Among much else, this is a call for equal billing for the diversity of
programming that characterizes the field--community-based literacy/ESOL
programs of various types along with state-mandated ABE/GED programs, and
highly specialized workplace and family literacy programs.

Whatever differences there are within the field (and those differences are
important), perhaps there's some broad agreement on that passage?  And also,
at least with much of what is in An Action Agenda, including the concept
paper--that is, being something to work with that helps to  facilitate a
process of field development.

I still have certain reservations about the "return on investment" metaphor
that characterizes a good portion of the concept paper, but I think there's
room for the evolution of the Action Agenda process, depending upon which
constituents become involved with it and the effects of such organization on
moving an enlightened agenda for literacy forward.  There's a lot of
short-term work that needs to be done.

For the longer term, as stated in previous posts, I would want to press EFF
to flesh out the public philosophy implicit in its framework of the active
citizen engaged in lifelong learning in the process both of
self-reconstruction and reconstructing the mediating institutions of the
workplace, family, and community in strengthening the chords of the social
and political institutions and cultures of our national life.  I believe
that is what VALUE is up to at its finest.  I believe also, this is what the
new Lit.Org merger between LLA and LVA can and should be about at its
finest--strengthening lives and strengthening communities and thereby making
a vital contribution to the public good.  And this, after all, is what EFF
is all about.  The next logical step is to flesh out and articulate this
public philosophy and make it the mothership of our field.

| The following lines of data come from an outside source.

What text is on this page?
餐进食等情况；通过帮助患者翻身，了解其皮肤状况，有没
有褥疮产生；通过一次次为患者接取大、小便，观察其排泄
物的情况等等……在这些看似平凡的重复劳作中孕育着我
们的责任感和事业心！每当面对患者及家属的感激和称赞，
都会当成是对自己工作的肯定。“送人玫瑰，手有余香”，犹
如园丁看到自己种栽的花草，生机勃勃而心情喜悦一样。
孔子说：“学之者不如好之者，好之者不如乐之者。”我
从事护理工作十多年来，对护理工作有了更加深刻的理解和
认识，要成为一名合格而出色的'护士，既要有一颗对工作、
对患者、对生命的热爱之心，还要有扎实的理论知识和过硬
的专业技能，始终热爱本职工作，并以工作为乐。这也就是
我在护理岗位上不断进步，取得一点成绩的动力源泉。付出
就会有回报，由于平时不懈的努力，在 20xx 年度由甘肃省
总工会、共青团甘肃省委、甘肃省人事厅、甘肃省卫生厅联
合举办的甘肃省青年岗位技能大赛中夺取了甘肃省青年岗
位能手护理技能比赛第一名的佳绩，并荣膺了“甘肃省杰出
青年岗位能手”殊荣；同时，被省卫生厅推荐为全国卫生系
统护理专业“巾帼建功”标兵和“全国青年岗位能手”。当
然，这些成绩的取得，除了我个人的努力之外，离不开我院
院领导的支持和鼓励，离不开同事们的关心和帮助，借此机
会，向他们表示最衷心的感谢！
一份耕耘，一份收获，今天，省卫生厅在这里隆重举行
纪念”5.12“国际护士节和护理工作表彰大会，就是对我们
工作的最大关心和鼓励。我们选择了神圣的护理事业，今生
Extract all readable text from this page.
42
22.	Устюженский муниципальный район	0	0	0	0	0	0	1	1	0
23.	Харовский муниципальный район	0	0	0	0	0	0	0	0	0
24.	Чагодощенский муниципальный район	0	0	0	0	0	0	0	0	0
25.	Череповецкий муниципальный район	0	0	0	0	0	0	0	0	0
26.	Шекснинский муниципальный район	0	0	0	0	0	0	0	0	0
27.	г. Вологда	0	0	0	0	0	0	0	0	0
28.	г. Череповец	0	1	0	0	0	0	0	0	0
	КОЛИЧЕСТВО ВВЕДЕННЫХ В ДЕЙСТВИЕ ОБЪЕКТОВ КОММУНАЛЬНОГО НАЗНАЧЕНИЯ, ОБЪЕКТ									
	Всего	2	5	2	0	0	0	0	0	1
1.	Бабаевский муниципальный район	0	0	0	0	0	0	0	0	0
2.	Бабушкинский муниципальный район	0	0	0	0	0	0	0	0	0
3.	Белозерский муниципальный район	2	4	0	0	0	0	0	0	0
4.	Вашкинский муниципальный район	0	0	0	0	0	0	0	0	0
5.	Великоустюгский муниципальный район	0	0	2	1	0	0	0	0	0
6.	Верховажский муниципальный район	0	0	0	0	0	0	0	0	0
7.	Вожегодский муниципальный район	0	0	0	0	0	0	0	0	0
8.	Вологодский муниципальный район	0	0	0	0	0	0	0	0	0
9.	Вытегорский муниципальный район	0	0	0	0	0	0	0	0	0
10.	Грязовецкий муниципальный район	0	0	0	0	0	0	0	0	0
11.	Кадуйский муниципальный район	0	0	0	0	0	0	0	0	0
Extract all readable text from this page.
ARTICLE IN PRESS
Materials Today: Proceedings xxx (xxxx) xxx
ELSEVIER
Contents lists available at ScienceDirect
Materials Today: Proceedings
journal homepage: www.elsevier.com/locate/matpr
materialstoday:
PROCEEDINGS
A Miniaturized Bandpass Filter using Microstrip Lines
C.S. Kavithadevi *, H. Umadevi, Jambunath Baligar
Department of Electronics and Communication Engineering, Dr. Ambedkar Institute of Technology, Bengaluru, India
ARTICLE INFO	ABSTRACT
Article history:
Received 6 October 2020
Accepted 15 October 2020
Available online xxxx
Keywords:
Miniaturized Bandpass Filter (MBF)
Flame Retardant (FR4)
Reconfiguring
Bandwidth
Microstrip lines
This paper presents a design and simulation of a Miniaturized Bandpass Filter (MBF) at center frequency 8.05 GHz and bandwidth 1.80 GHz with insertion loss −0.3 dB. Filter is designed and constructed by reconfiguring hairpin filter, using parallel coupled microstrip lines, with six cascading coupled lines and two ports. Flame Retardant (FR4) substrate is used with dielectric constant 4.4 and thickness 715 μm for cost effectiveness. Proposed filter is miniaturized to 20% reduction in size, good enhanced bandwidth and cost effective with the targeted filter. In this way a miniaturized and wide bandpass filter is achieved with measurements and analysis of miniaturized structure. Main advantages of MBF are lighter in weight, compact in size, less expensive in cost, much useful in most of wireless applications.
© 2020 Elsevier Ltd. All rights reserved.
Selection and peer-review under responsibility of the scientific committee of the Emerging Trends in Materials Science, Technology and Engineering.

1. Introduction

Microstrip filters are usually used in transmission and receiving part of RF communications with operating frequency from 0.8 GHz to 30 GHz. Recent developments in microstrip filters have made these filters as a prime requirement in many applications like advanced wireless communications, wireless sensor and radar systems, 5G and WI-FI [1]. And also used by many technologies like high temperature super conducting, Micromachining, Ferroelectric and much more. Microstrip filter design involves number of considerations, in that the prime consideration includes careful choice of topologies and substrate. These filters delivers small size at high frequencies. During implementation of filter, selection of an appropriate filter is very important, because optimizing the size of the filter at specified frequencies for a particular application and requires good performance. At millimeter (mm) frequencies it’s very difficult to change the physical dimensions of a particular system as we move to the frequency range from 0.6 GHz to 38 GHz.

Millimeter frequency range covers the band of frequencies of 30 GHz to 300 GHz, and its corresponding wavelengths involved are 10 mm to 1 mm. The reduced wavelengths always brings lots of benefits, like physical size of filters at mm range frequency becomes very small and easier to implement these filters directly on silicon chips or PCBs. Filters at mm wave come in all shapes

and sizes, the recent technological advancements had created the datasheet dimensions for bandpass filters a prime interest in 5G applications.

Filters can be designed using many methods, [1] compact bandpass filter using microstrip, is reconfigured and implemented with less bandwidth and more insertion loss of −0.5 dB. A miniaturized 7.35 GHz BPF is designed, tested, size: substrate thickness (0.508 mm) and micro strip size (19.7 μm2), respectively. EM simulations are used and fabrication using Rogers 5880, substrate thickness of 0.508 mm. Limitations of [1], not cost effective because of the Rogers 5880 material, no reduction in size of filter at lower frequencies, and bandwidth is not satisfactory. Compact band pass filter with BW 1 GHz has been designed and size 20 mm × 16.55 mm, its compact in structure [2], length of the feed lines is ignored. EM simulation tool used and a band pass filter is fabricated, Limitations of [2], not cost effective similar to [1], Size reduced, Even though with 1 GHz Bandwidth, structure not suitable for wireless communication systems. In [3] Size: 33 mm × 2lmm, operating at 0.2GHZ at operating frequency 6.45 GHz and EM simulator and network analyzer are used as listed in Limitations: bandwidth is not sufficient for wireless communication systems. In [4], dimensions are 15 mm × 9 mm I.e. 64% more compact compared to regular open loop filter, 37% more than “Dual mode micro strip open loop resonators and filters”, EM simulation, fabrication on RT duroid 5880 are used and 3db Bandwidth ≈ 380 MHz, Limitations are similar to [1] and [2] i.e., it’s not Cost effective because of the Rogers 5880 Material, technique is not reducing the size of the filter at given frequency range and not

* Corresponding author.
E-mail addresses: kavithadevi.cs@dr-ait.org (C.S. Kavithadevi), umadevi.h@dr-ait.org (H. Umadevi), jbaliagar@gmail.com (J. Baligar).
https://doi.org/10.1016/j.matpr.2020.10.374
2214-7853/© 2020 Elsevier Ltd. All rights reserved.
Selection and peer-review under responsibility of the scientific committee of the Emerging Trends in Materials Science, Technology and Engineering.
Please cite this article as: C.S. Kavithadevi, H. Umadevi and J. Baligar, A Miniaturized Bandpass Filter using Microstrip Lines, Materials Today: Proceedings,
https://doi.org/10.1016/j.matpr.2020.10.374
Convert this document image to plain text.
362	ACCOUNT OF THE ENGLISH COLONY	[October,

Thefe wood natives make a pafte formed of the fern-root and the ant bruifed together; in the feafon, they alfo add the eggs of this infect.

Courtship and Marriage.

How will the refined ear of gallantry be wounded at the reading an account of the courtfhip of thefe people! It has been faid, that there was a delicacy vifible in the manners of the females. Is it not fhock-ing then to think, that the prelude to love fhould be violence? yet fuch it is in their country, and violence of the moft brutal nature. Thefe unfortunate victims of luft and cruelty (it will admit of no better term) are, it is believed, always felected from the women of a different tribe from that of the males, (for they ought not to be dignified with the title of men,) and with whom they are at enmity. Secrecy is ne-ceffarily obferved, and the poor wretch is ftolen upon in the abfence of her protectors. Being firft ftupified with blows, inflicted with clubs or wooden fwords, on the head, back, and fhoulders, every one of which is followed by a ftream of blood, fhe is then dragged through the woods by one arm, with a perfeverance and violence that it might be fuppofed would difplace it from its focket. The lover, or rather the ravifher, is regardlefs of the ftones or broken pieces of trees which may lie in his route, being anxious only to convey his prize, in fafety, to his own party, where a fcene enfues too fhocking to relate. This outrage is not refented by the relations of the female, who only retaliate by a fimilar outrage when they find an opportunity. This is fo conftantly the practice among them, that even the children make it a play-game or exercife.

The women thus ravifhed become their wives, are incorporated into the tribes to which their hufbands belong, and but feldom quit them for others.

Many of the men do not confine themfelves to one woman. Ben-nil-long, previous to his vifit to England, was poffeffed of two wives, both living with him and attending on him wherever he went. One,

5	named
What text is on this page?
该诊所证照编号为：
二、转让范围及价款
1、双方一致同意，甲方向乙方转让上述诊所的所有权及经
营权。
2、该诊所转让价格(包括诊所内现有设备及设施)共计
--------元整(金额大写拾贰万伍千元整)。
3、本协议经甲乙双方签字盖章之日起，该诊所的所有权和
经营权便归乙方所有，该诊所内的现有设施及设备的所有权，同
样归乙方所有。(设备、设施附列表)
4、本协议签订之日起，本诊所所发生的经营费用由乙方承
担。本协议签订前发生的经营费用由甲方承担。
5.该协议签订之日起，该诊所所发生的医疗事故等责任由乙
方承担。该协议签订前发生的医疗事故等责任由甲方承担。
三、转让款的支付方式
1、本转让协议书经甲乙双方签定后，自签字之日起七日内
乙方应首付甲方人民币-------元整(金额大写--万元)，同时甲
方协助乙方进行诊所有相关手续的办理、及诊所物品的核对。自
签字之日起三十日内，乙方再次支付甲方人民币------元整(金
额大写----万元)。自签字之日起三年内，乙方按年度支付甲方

There is a lot of potential for a reconstructed vision of the AELS in the
United States.  We see the energies resident in VALUE, with the dynamism
inherent in the emerging Lit.Org, and in the work of EFF, in An Action
Agenda, and also on the listservs.  The energy is there, but needs to be
more fully channeled through a paradigmatic vision, which links adult
literacy to the public good and can provide 1001 reasons why it is so.  I
suggest that the "return on investment" metaphor needs to be subsumed within
a broader social, cultural political, and educational vision that is
*already enacted* in VALUE, the emerging Lit.Org., An Action Agenda, EFF,
and the lists and that NIFL is the vessel to bring mothership to port.